# rpg maker 3



## Alicia (Nov 6, 2005)

I luv RPGs!!!  There is no denying it!  And when I heard about this...I thought it was a really great idea.
I was wondering if anyone here has tried it.  If so, did you like it?  How were the graphics?  What is your opinion of RPG Maker 3?


----------



## McMurphy (Nov 7, 2005)

I have been wondering about the third installment of the RPG Maker myself. I heard the second one wasn't worth getting, so I didn't attempt to track down the delayed American release of the gaming engine, but I was hoping that this new edition may have cleared up some of the reported navigational problems and unfriendly interfacing with users. 

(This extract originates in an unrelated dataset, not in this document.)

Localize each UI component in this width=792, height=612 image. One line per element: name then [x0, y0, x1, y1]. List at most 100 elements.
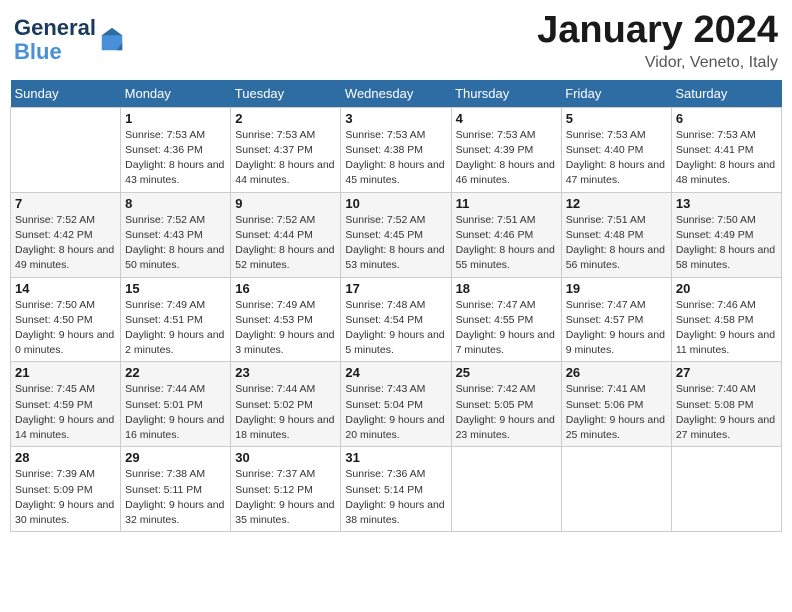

Are you a fan of the original RPG Maker on the first playstation console? I thought the anime maker section was utterly useless, but I did get pretty far in an original (using the templated character choices and enviroments, of course) fantasy story and a tongue-in-cheek Super Mario Bros. parody.  I even got a fourth of a way through designing a turn-based rpg adaption of the computer classic Shadowgate.  I wish I would have actually finished something, however.


----------



## Alicia (Nov 8, 2005)

To be honest, I had never even heard of "RPG maker" until a friend of mine told me he was thinking about getting "RPG Maker _3"_.  From what you say...I don't think I would have liked the first one.  Too bad you never finished your game...I am a big fan of "ShadowGate"!


----------